Le rejet de l'initiative pour la souveraineté alimentaire a été net au sein des milieux bourgeois : avec 92 pour cent des voix, ce sont les sympathisantes et sympathisants du PLR qui ont le plus fortement rejeté l'objet. En revanche, les partisanes et partisans du PS étaient divisés : malgré le mot d’ordre du parti en faveur de l'initiative, seuls 55 pour cent ont accepté l'initiative pour la souveraineté alimentaire. L'initiative populaire a atteint une nette majorité uniquement auprès des Verts, avec 71 pour cent des voix.

Les intérêts personnels ont pesé sur l’arrêté fédéral pour les voies cyclables

L‘arrêté fédéral concernant les voies cyclables a atteint une majorité confortable dans toutes les couches de la population. Seuls les sympathisantes et sympathisants de l'UDC étaient divisés. Pour les partisanes et partisans de l'arrêté fédéral, le motif d'acceptation le plus important était la promotion du vélo.

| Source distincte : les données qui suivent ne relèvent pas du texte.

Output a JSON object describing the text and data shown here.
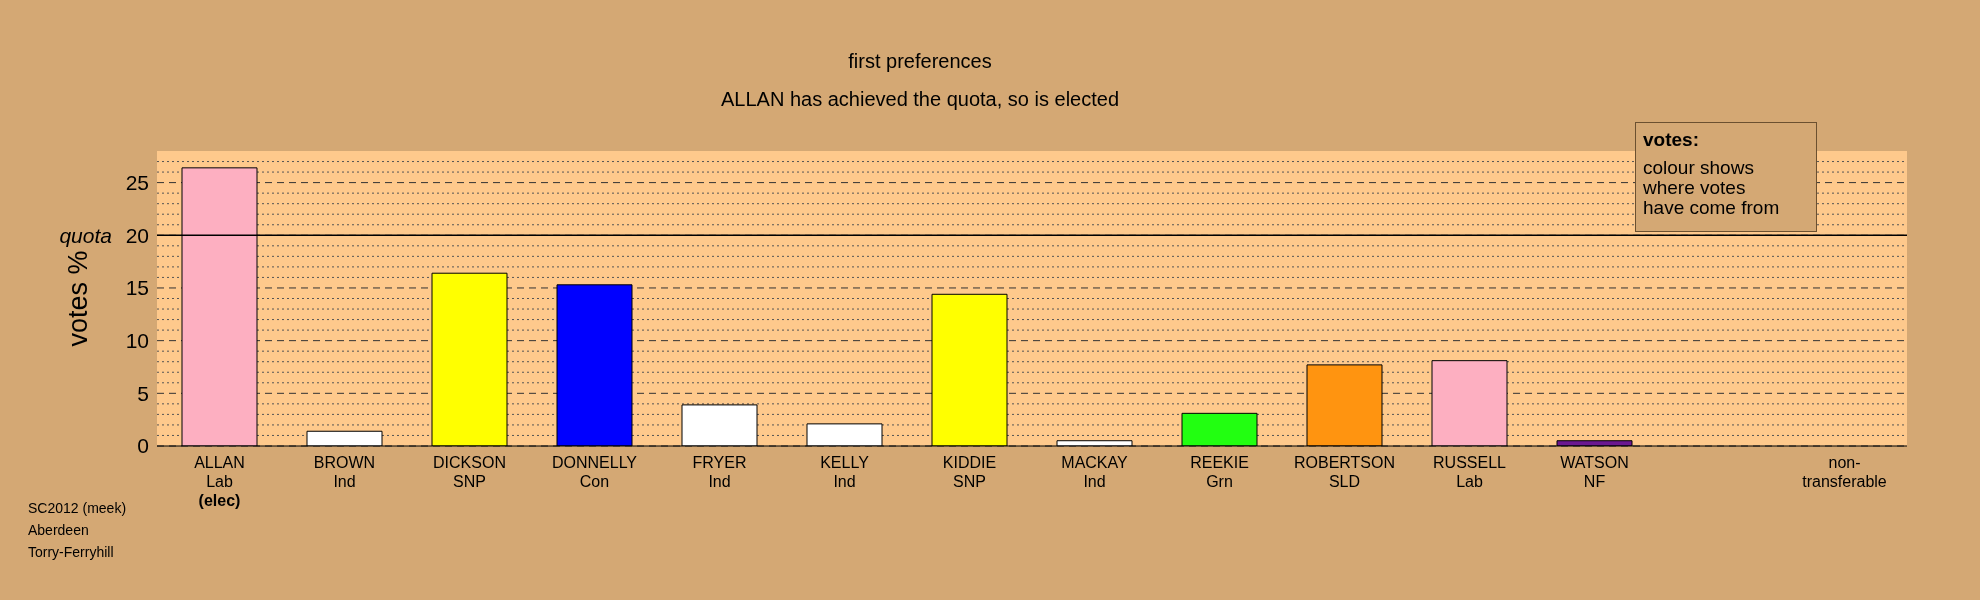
{
  "chart_data": {
    "type": "bar",
    "title": "first preferences",
    "subtitle": "ALLAN has achieved the quota, so is elected",
    "ylabel": "votes %",
    "categories": [
      "ALLAN\nLab\n(elec)",
      "BROWN\nInd",
      "DICKSON\nSNP",
      "DONNELLY\nCon",
      "FRYER\nInd",
      "KELLY\nInd",
      "KIDDIE\nSNP",
      "MACKAY\nInd",
      "REEKIE\nGrn",
      "ROBERTSON\nSLD",
      "RUSSELL\nLab",
      "WATSON\nNF",
      null,
      "non-\ntransferable"
    ],
    "values": [
      26.4,
      1.4,
      16.4,
      15.3,
      3.9,
      2.1,
      14.4,
      0.5,
      3.1,
      7.7,
      8.1,
      0.5,
      null,
      0
    ],
    "colors": [
      "#fdafc1",
      "#ffffff",
      "#ffff00",
      "#0000ff",
      "#ffffff",
      "#ffffff",
      "#ffff00",
      "#ffffff",
      "#22ff11",
      "#ff9410",
      "#fdafc1",
      "#6b1790",
      null,
      "#ffffff"
    ],
    "ylim": [
      0,
      28
    ],
    "yticks": [
      0,
      {
        "value": 1,
        "label": null
      },
      {
        "value": 2,
        "label": null
      },
      {
        "value": 3,
        "label": null
      },
      {
        "value": 4,
        "label": null
      },
      5,
      {
        "value": 6,
        "label": null
      },
      {
        "value": 7,
        "label": null
      },
      {
        "value": 8,
        "label": null
      },
      {
        "value": 9,
        "label": null
      },
      10,
      {
        "value": 11,
        "label": null
      },
      {
        "value": 12,
        "label": null
      },
      {
        "value": 13,
        "label": null
      },
      {
        "value": 14,
        "label": null
      },
      15,
      {
        "value": 16,
        "label": null
      },
      {
        "value": 17,
        "label": null
      },
      {
        "value": 18,
        "label": null
      },
      {
        "value": 19,
        "label": null
      },
      20,
      {
        "value": 21,
        "label": null
      },
      {
        "value": 22,
        "label": null
      },
      {
        "value": 23,
        "label": null
      },
      {
        "value": 24,
        "label": null
      },
      25,
      {
        "value": 26,
        "label": null
      },
      {
        "value": 27,
        "label": null
      }
    ],
    "grid": "y",
    "ref_lines": [
      {
        "axis": "y",
        "value": 20,
        "label": "quota",
        "color": "#000000",
        "line_style": "solid"
      }
    ],
    "annotations": [
      "votes:",
      "colour shows\nwhere votes\nhave come from",
      "SC2012 (meek)\nAberdeen\nTorry-Ferryhill"
    ]
  }
}
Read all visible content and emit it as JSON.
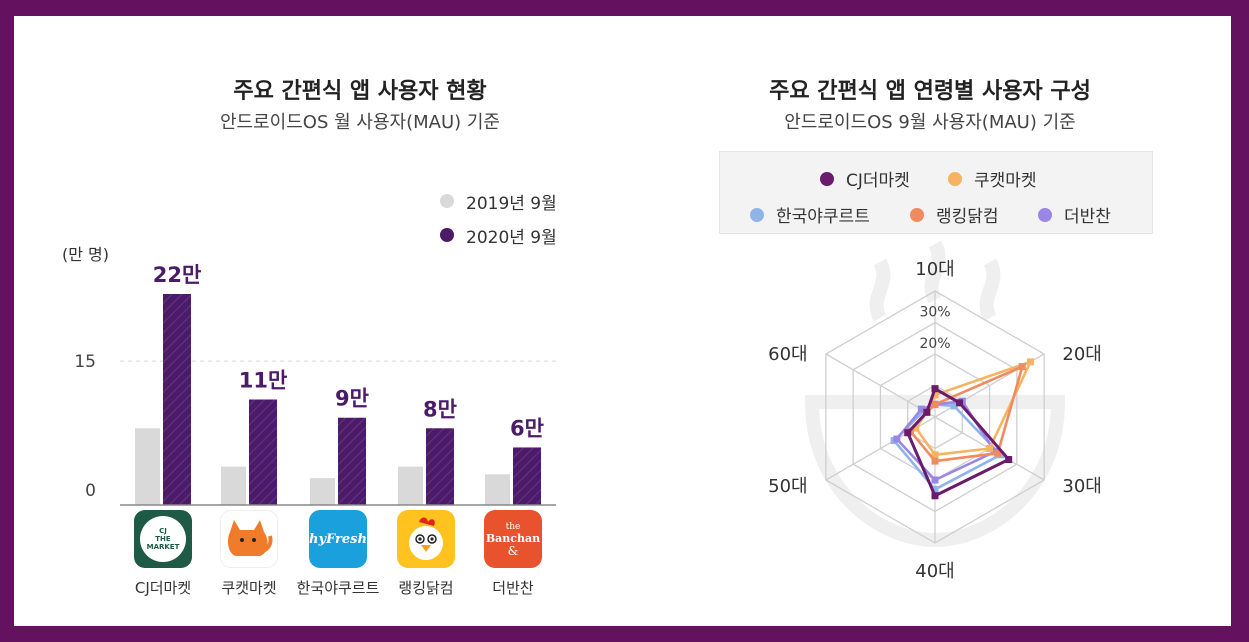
{
  "left_panel": {
    "title": "주요 간편식 앱 사용자 현황",
    "subtitle": "안드로이드OS 월 사용자(MAU) 기준"
  },
  "right_panel": {
    "title": "주요 간편식 앱 연령별 사용자 구성",
    "subtitle": "안드로이드OS 9월 사용자(MAU) 기준"
  },
  "colors": {
    "frame": "#64115f",
    "bar_2020": "#4b1b68",
    "bar_2019": "#d9d9d9",
    "cj": "#6b1b6b",
    "kukat": "#f6b461",
    "hy": "#8fb4ea",
    "ranking": "#f28a60",
    "banchan": "#9a86e6"
  },
  "apps": [
    {
      "name": "CJ더마켓",
      "icon": "cj-the-market-icon"
    },
    {
      "name": "쿠캣마켓",
      "icon": "cat-icon"
    },
    {
      "name": "한국야쿠르트",
      "icon": "hy-fresh-icon"
    },
    {
      "name": "랭킹닭컴",
      "icon": "chicken-icon"
    },
    {
      "name": "더반찬",
      "icon": "the-banchan-icon"
    }
  ],
  "icon_texts": {
    "cj": [
      "CJ",
      "THE",
      "MARKET"
    ],
    "hy": "hyFresh",
    "banchan": [
      "the",
      "Banchan",
      "&"
    ]
  },
  "chart_data": [
    {
      "type": "bar",
      "title": "주요 간편식 앱 사용자 현황",
      "subtitle": "안드로이드OS 월 사용자(MAU) 기준",
      "ylabel": "(만 명)",
      "ylim": [
        0,
        22
      ],
      "yticks": [
        0,
        15
      ],
      "categories": [
        "CJ더마켓",
        "쿠캣마켓",
        "한국야쿠르트",
        "랭킹닭컴",
        "더반찬"
      ],
      "series": [
        {
          "name": "2019년 9월",
          "values": [
            8,
            4,
            2.8,
            4,
            3.2
          ]
        },
        {
          "name": "2020년 9월",
          "values": [
            22,
            11,
            9.1,
            8,
            6
          ]
        }
      ],
      "data_labels": [
        "22만",
        "11만",
        "9만",
        "8만",
        "6만"
      ],
      "legend_position": "top-right"
    },
    {
      "type": "radar",
      "title": "주요 간편식 앱 연령별 사용자 구성",
      "subtitle": "안드로이드OS 9월 사용자(MAU) 기준",
      "axes": [
        "10대",
        "20대",
        "30대",
        "40대",
        "50대",
        "60대"
      ],
      "rlim": [
        0,
        40
      ],
      "ring_labels": [
        "20%",
        "30%"
      ],
      "ring_values": [
        20,
        30
      ],
      "series": [
        {
          "name": "CJ더마켓",
          "values": [
            9,
            9,
            27,
            25,
            10,
            3
          ]
        },
        {
          "name": "쿠캣마켓",
          "values": [
            7,
            35,
            20,
            12,
            7,
            3
          ]
        },
        {
          "name": "한국야쿠르트",
          "values": [
            4,
            7,
            24,
            23,
            15,
            4
          ]
        },
        {
          "name": "랭킹닭컴",
          "values": [
            4,
            32,
            23,
            14,
            9,
            3
          ]
        },
        {
          "name": "더반찬",
          "values": [
            4,
            10,
            22,
            20,
            14,
            5
          ]
        }
      ],
      "legend_position": "top"
    }
  ]
}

Les intérêts personnels ont également joué un rôle dans la décision de vote. La fréquence d'utilisation du vélo a influencé positivement la probabilité d'acceptation de l'objet. Les personnes qui utilisent quotidiennement le vélo pour leurs déplacements ont résolument soutenu l'objet. À l'inverse, le rejet de l'objet était justifié par des considérations constitutionnelles et une critique envers la promotion du vélo. En outre, un quart des opposantes et opposants à l'objet ont motivé leur décision par un malaise à l'égard des cyclistes, considérés comme manquant d'égards, ignorant les règles de la circulation et étant avantagés par rapport aux automobilistes.


Référence:

Anke Tresch, Laurent Bernhard, Lukas Lauener et Laura Scaperrotta (2018). Enquête VOTO relative à la votation populaire fédérale du 23 septembre 2018. FORS, ZDA, LINK : Lausanne/Aarau/Lucerne.